Heryanto ialah pelapor Budiman Gandi selaku Ketua Umum Koperasi Simpan Pinjam (KSP) Intidana atas kasus pemalsuan surat/akta notaris.
Ia memiliki kepentingan lantaran telah menanam investasi sebesar Rp45 miliar di KSP Intidana tapi baru memperoleh kembali simpanan berjangka sebesar Rp11 miliar.
Melalui pengacaranya, Heryanto diduga berupaya mencari koneksi ke MA agar kasasi dikabulkan.
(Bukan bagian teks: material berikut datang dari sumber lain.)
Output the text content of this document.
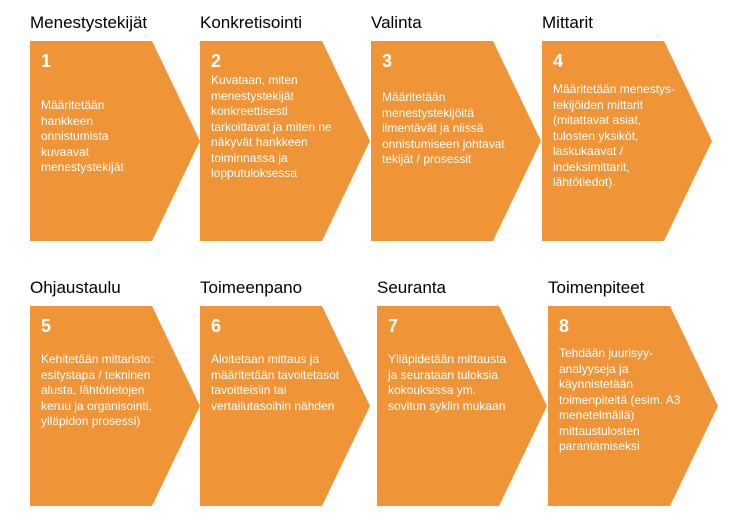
Menestystekijät
1
Määritetään hankkeen onnistumista kuvaavat menestystekijät
Konkretisointi
2
Kuvataan, miten menestystekijät konkreettisesti tarkoittavat ja miten ne näkyvät hankkeen toiminnassa ja lopputuloksessa
Valinta
3
Määritetään menestystekijöitä ilmentävät ja niissä onnistumiseen johtavat tekijät / prosessit
Mittarit
4
Määritetään menestys-tekijöiden mittarit (mitattavat asiat, tulosten yksiköt, laskukaavat / indeksimittarit, lähtötiedot).
Ohjaustaulu
5
Kehitetään mittaristo: esitystapa / tekninen alusta, lähtötietojen keruu ja organisointi, ylläpidon prosessi)
Toimeenpano
6
Aloitetaan mittaus ja määritetään tavoitetasot tavoitteisiin tai vertailutasoihin nähden
Seuranta
7
Ylläpidetään mittausta ja seurataan tuloksia kokouksissa ym. sovitun syklin mukaan
Toimenpiteet
8
Tehdään juurisyy-analyyseja ja käynnistetään toimenpiteitä (esim. A3 menetelmällä) mittaustulosten parantamiseksi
Termasuk kepada sejumlah ASN MA hingga hakim agung.
Selain "jalur" tersebut, Heryanto dan Yosep diduga menggunakan jalur Dadan yang disebut dalam dakwaan sebagai penghubung ke Hasbi Hasan.
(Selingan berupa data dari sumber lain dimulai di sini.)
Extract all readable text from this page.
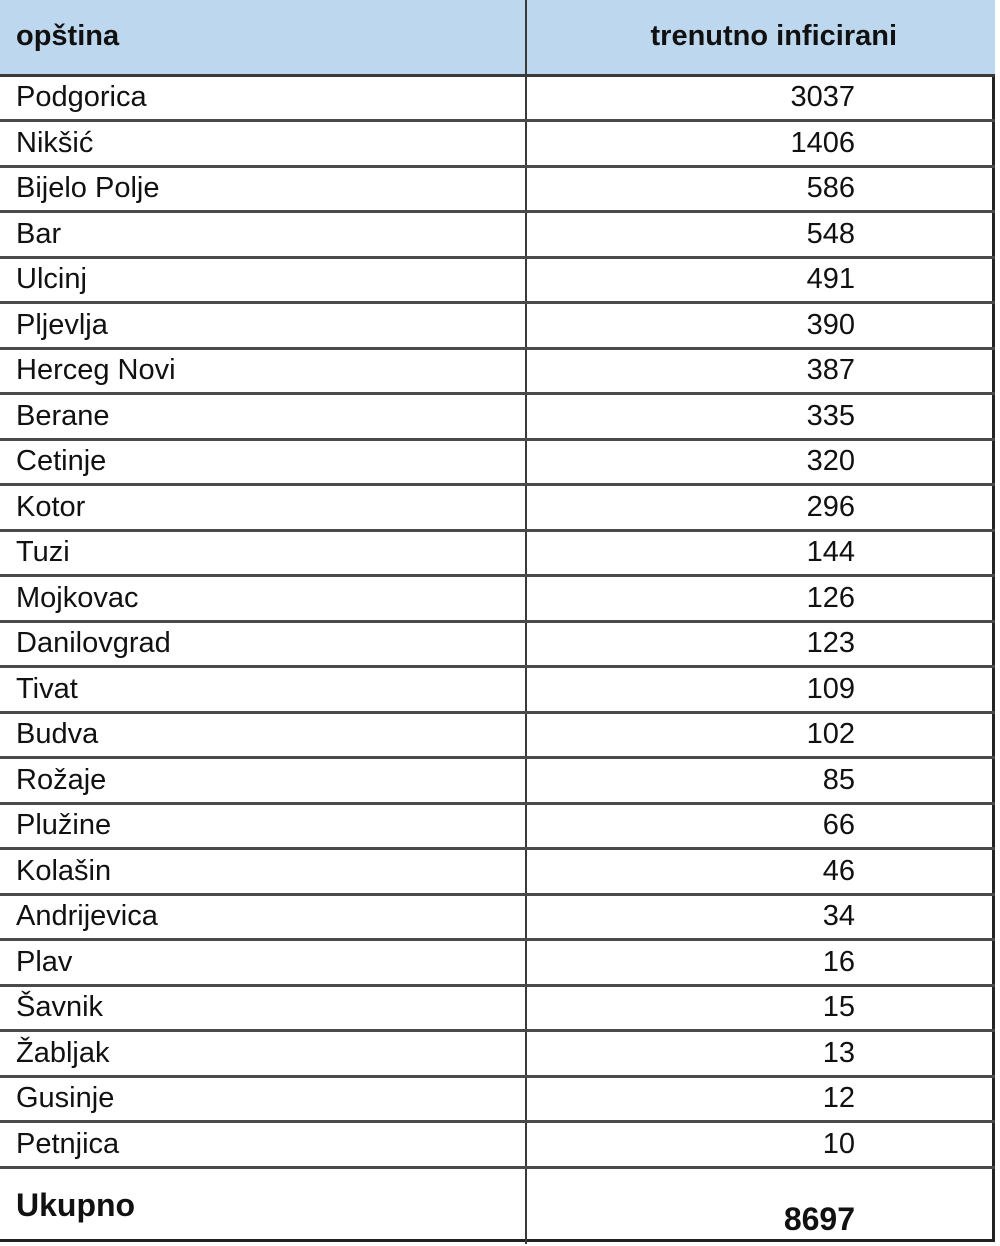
opština	trenutno inficirani
Podgorica	3037
Nikšić	1406
Bijelo Polje	586
Bar	548
Ulcinj	491
Pljevlja	390
Herceg Novi	387
Berane	335
Cetinje	320
Kotor	296
Tuzi	144
Mojkovac	126
Danilovgrad	123
Tivat	109
Budva	102
Rožaje	85
Plužine	66
Kolašin	46
Andrijevica	34
Plav	16
Šavnik	15
Žabljak	13
Gusinje	12
Petnjica	10
Ukupno	8697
Baca juga: KPK Periksa Anggota DPRD Jatim dari Gerindra & Demokrat, Sebelumnya PPP, PDIP & PKB
"Terdakwa I (Yosep) dan Heryanto Tanaka bertemu dengan Dadan Tri Yudianto yang merupakan penghubung dengan Hasbi Hasan (Sekretaris MA) membicarakan terkait pengurusan perkara Nomor 326 K/Pid/2022 atas nama Budiman Ganti Suparman," kata jaksa KPK dalam persidangan di Pengadilan Negeri Bandung, Rabu (18/1/2023).
"Heryanto Tanaka memerintahkan NA Sutikna Halim Wijaya untuk mentransfer uang dengan total Rp11.200.000.000," lanjut jaksa.
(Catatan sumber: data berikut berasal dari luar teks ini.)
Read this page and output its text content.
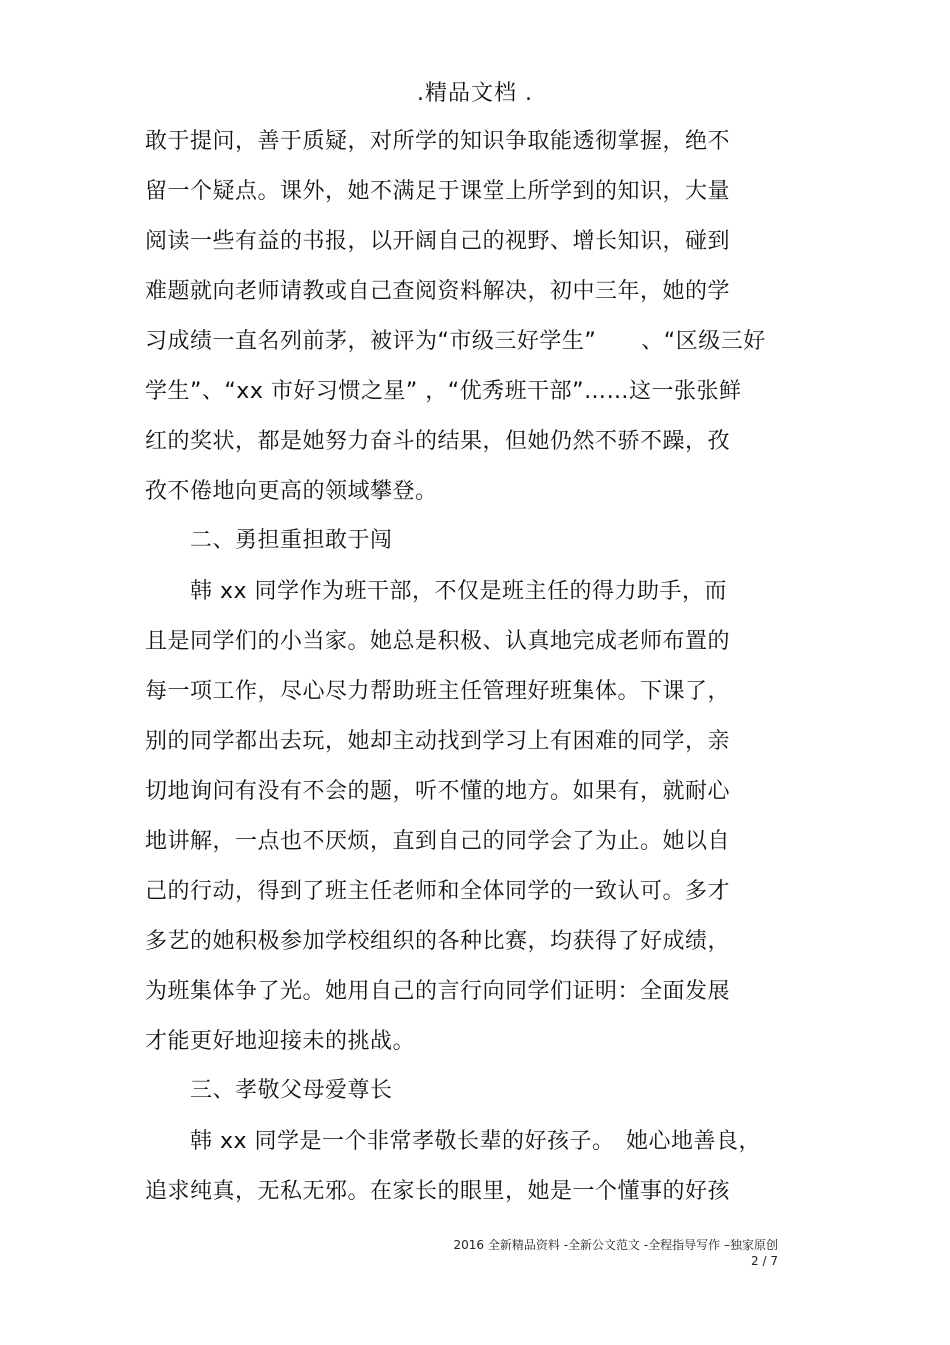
.精品文档 .
敢于提问，善于质疑，对所学的知识争取能透彻掌握，绝不
留一个疑点。课外，她不满足于课堂上所学到的知识，大量
阅读一些有益的书报，以开阔自己的视野、增长知识，碰到
难题就向老师请教或自己查阅资料解决，初中三年，她的学
习成绩一直名列前茅，被评为“市级三好学生”　　、“区级三好
学生”、“xx 市好习惯之星” ，“优秀班干部”……这一张张鲜
红的奖状，都是她努力奋斗的结果，但她仍然不骄不躁，孜
孜不倦地向更高的领域攀登。
　　二、勇担重担敢于闯
　　韩 xx 同学作为班干部，不仅是班主任的得力助手，而
且是同学们的小当家。她总是积极、认真地完成老师布置的
每一项工作，尽心尽力帮助班主任管理好班集体。下课了，
别的同学都出去玩，她却主动找到学习上有困难的同学，亲
切地询问有没有不会的题，听不懂的地方。如果有，就耐心
地讲解，一点也不厌烦，直到自己的同学会了为止。她以自
己的行动，得到了班主任老师和全体同学的一致认可。多才
多艺的她积极参加学校组织的各种比赛，均获得了好成绩，
为班集体争了光。她用自己的言行向同学们证明：全面发展
才能更好地迎接未的挑战。
　　三、孝敬父母爱尊长
　　韩 xx 同学是一个非常孝敬长辈的好孩子。　她心地善良，
追求纯真，无私无邪。在家长的眼里，她是一个懂事的好孩
2016 全新精品资料 -全新公文范文 -全程指导写作 –独家原创
2 / 7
Dalam kasus suap hakim agung, KPK menengarai Gazalba Saleh dan Sudrajad Dimyati serta sejumlah pegawai MA menerima suap yang totalnya 822.000 dolar Singapura atau Rp9.382.735.560 (kurs SGD 1 = Rp11.416). Mereka diduga menerima suap terkait pengaturan vonis kasasi di MA.
Penerimaan suap tersebut terkait dengan dua pengurusan perkara kasasi.
Pertama, terhadap Gazalba Saleh dkk. Diduga Yosep dan Eko memberikan 310.000 dolar Singapura terkait pengurusan perkara kasasi pidana nomor 326K/Pid/2022 atas nama Budiman Gandi Suparman.
Suap diterima Gazalba melalui Desy Yustria, Nurmanto Akmal, dan Redhy Novarisza selaku PNS MA.
Kemudian ada uang 100.000 dolar Singapura yang diterima Gazalba melalui Prasetio Nugroho selaku hakim yustisial atau panitera pengganti MA.
Penerimaan oleh Dadan juga terkait upaya lain yang dilakukan oleh Dadan untuk memastikan vonis kasasi Budiman Gandi bersalah.
Kedua, Hakim Agung Sudrajad Dimyati diduga menerima suap dari Yosep dan Eko melalui Desy Yustria, Muhajir Habibie selaku PNS MA, dan Elly Tri Pangestuti selaku hakim yustisial atau panitera pengganti MA senilai 200.000 dolar Singapura.
Suap itu agar membatalkan putusan perdamaian homologasi tahun 2015 antara KSP Intidana dengan debitur dan memvonis koperasi tersebut pailit. Sebab KSP Intidana tidak menjalankan putusan soal homologasi itu.